Imaginez simplement la première séance de ce tribunal, comme un grand quotidien a cru devoir le faire, assez cruellement, il faut bien dire. Voyez vous un simple président de cour (avec tout le respect dû naturellement à tous nos magistrats) demander à un tel prévenu : nom, prénom, adresse… Quels sont vos revenus ? Voici les faits qui vous sont reprochés ? Voyez vous un procureur s’en prendre rudement à un tel homme, qui va sur ses 80 ans et dont la santé n’est plus aussi bonne que du temps de sa splendeur ?

Si cela se produisait, c’est une partie de nous mêmes qui serait déférée devant la justice. Alors que faire, sans attenter à la valeur intangible de la justice ?

La grandeur d’une nation, d’un Etat, se mesure à l’aune de son adresse à gérer des situations sortant de l’ordinaire. Ceux qui s’agrippent au code pénal sans vouloir en démordre, crient dura lex sed lex, n’ont pas raison. Au-dessus de la justice il y a la grâce, et pas uniquement celle de Dieu, mais bien celle des hommes. Comme toute chose ici-bas, la justice a ses limites. En outre, l’infraction a été compensée, voire réparée. Les dommages subis ont été remboursés.

Mais que l’on me comprenne bien : je ne plaide pas en faveur d’un homme dont je serais l’obligé. Bien au contraire, je puis même assurer que, fidèle à ses habitudes, il n’a même pas tenu la promesse faite à une très important e personnalité spirituelle au sujet d’une mesure individuelle me concernant : il le lui a promis et il ne l’a pas fait. Etait-ce la première fois ? Certainement pas ! Mais il convient de se dépasser et d’apprécier les situations le plus objectivement possible. Et pourtant, ce fut dur.. Mais c’est tout Jacques Chirac. Un homme qui fut dur en politique, dur avec d’éventuels concurrents, dur voire implacable, même avec son successeur, bref dur avec tout le monde. Je le répète, cela ne suffit pas pour lui imposer une telle comparution judiciaire qui serait humiliante pour lui et pour nous.

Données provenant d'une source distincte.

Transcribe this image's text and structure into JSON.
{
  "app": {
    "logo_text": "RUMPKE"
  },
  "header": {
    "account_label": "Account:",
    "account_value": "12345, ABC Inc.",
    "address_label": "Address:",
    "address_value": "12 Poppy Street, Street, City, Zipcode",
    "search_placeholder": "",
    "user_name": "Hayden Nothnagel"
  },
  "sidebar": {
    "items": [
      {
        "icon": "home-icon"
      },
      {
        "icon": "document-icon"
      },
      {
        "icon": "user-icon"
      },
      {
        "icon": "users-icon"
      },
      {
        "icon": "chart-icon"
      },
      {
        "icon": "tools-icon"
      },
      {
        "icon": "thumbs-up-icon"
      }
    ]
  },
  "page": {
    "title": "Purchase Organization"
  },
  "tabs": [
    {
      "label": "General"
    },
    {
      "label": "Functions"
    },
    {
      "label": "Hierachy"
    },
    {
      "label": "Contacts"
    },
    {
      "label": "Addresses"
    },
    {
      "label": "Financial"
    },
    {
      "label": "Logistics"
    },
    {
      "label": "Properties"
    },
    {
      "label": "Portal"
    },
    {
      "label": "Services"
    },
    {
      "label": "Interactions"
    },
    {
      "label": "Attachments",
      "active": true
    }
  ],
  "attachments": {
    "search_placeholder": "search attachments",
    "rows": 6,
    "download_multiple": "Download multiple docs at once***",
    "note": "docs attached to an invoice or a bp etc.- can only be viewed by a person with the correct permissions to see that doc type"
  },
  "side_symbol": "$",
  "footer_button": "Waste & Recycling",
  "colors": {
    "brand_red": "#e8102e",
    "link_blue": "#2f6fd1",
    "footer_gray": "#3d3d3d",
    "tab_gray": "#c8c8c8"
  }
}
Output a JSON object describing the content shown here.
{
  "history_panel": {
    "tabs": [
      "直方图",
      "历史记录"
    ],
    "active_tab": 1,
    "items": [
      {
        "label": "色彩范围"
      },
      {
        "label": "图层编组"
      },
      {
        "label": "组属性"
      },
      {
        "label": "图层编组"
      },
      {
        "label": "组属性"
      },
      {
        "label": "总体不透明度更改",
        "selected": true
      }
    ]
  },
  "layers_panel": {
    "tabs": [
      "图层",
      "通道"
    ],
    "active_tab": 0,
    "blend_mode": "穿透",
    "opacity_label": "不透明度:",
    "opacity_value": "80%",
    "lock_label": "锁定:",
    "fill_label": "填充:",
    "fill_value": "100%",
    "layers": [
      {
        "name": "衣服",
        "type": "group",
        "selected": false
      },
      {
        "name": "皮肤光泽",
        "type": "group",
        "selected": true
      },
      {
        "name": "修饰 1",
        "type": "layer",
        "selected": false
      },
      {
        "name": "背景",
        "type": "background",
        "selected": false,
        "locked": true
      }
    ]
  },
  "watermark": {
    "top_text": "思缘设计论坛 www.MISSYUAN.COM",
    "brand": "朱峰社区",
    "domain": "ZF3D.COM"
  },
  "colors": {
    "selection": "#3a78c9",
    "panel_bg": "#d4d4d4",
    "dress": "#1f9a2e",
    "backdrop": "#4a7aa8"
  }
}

Pour que l’honneur de la justice soit sauf, il faut renforcer les contrôles dans l’avenir. Pour que de tels actes ne se reproduisent plus ; mais sachez bien que l’on ne peut pas arriver à de telles positions en étant des enfants de cœur. Charles Péguy parlait des mains blanches du kantisme et ajoutait qu’en fait, il n’avait pas de mains… Seul D- est dans ce cas, comme le dit le prophète en parlant du Seigneur : Tu as les yeux trop purs pour voir le mal… Et pourtant, ce mal existe bien. En chacun d’entre nous.

Pour finir, j’évoquerai le cas de Helmut Kohl, le père de l’unité allemande qui refusa de livrer à la justice le nom de certains bienfaiteurs illégaux de son parti. Malgré l’insistance des juges, les menaces d’emprisonnement et tant d’autre intimidations, il refusa de se dédire. Il avait donné sa parole d’honneur. Et il s’ est tenu. Toute l’Allemagne l’a soutenu et certains juges, récalcitrants au début, ont dû s’en tenir là.
La justice, ce n’est pas la vengeance. Il y a un livre du canon biblique, qui s’appelle le Livre des Juges et qui commence par la formule ambiguë suivante : Du temps des juges ou du temps où l’on jugeait les juges. Tous les commentateurs glosent ainsi : c’est une époque de grave dissolution morale que le temps où l’on fait comparaître les juges devant un tribunal.
Or Jacques Chirac fut porté à la magistrature suprême. De grâce, ne le jugeons pas.